Modelo: Alberto Anaya y Ron.

Tenía la tarea pendiente de retratarlos juntos. Lo hice el mismo día que vimos un lobo en vivo por primera vez. Las perras sabían perfectamente que andaba por ahí, pero no conseguían verlo, pues estaba protegido. Pero lo recuerdo como una magia disfrutada en silencio y con el corazón haciendo más ruido que la respiración del bosque y el exhalar de los cielos.

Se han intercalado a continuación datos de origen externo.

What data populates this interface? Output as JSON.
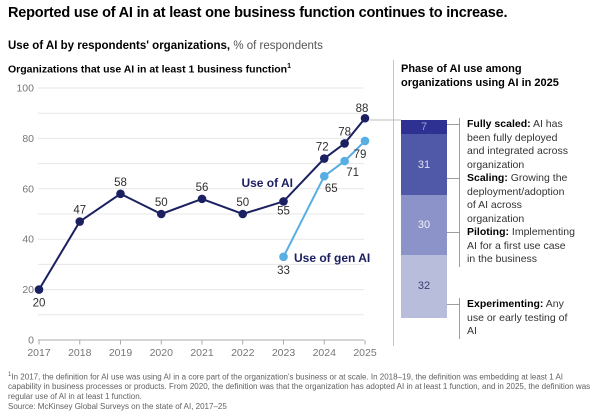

Alberto quiere a Ron como a una extensión de sí mismo. O no sé si al contrario. Quizá ambas cosas. Se aman en la energía, consuelo y confianza que se forja tras 17 años de dedicación y cuidados. Cuando miro a los ojos de nuestros peludos veo una película de mi vida en sus cataratas. Les miramos y decimos, «Ay, Ron, lo que hemos vivido y pasado. Y aquí estamos. Y muchos pasan, pero no tú». El amor perpetuo y puro de los animales. Vamos por el mundo con nuestro imserso canino. O el mundo nos viene encima. Ron inocuo, de paso lento pero firme, su cuerpo que abraza la vida, descansando en un lago. O un arroyo. Una vez mi hija dijo que «Ron es del color de la tormenta». Y precisamente, en esta foto, estaba chispeando. Yo a Alberto le conocí en la tormenta y entre los rayos le reconozco. Le reconozco en sí mismo y en los seres a los que ama. Mal me pese que me roben la hamburguesa o las tostadas del desayuno. Ya habrá más duchas y cepillados, que yo tengo paciencia para todos. Y que la calle no ensucie a mis perros.